オスのカラスも、いつも威張り散らして澄まし顔の仁兵衛からそれを奪ってやろうと、情報探しに躍起になっていました。

カラスのネットワークはとても精密で、広大です。いくら頭がいい仁兵衛でも、大多数のカラスの脳には到底勝てうることができませんでした。仁兵衛がいつものようにそれに贈り物をしようと、赤い木の実を口にくわえて、いつものようにそれに会いに行った時の事です。

それの周辺には、黒い何かが群がっていました。それは仁兵衛にそっくりで、とても醜く、騒がしいものです。仁兵衛は大きな体を宙に浮かせ、バサバサと羽を羽ばたかせて群がる仲間たちを蹴散らそうとしました。
ちらり、と彼が愛したそれが見えました。それは変わり果てた姿でずたずたになり、仁兵衛が甘く噛んだ耳も、優しくなでた腹も、いろんなものが噴出して、真っ赤になっているのです。
しぶしぶそれから飛び去っていく仲間たちをしり目に、仁兵衛はそれのために嘆きました。それは、もう仁兵衛が愛したものではありませんでした。仁兵衛は空に向かって一鳴きすると、勢いよく嘴をそれに突き刺してむしゃむしゃと食べ始めたのです。
それの落ちくぼんでしまった瞳は、じっと仁兵衛を見つめているようにも見えます。仁兵衛は涙も出ない目をしばしばと瞬きながら、真っ赤な嘴で、愛していたそれに口づけました。それは、蛆まみれの体で、にゃーと鳴いた気がしました。
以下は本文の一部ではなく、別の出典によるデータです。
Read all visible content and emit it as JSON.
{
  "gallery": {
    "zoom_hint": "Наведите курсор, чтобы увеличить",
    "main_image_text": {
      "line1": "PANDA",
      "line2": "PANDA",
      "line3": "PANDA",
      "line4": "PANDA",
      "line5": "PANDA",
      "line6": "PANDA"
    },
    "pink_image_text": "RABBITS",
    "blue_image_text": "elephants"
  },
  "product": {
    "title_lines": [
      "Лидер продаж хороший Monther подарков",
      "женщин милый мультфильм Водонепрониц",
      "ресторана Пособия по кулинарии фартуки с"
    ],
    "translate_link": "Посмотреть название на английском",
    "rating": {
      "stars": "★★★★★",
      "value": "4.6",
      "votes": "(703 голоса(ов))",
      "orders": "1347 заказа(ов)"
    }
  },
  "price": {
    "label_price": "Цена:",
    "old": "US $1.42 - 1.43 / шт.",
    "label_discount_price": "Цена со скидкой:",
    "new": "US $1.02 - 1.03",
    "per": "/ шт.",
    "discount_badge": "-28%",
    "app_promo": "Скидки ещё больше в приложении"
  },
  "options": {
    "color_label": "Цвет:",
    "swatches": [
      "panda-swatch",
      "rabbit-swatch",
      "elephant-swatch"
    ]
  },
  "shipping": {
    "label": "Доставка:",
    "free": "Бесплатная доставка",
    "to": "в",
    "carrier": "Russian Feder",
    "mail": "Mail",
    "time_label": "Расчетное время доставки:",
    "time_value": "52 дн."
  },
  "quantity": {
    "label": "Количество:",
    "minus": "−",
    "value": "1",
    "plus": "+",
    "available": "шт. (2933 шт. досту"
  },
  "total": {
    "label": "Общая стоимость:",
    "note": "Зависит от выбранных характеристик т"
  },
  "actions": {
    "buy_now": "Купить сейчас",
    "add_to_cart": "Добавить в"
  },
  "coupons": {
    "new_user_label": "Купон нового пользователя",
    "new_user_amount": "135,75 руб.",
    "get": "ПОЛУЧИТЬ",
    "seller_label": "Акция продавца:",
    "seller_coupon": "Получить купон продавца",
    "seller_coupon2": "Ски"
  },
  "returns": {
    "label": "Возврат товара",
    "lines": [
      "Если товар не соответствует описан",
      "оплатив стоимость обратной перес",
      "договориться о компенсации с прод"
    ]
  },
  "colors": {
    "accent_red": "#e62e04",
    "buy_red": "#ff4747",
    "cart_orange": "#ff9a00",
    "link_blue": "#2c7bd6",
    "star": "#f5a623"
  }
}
仁兵衛は今日も街にいます。しかし、彼は以前のように美しく、気高く、頭のいいカラスではなくなりました。ただの汚らしく、ずる賢い、カラスになったのです。しかし、仁兵衛は悔しくはありません。以前のように仲間たちは彼を遠巻きにせず、仲間に入れてくれるようになりました。
それと同時に知らない間に、仁兵衛は交尾もできるようになり、今は妻と一緒に雛を育てています。しかし、彼はたまに、彼が愛したそれを思い出します。そして、思い出すたびに仁兵衛は空にむかってカアカアと鳴きます。その声はとても悲しげで、頼りなさ気でした。

カラスは、とても頭のいい動物で、光るものが大好きです。仁兵衛は、河原で見つけた、蛆がたかる猫に恋をしました。猫の瞳は生命を宿した光を失ったものの、とても美しい色をしていました。仁兵衛は、生まれて初めて、猫の柔らかい肉に嘴を宛がったのです。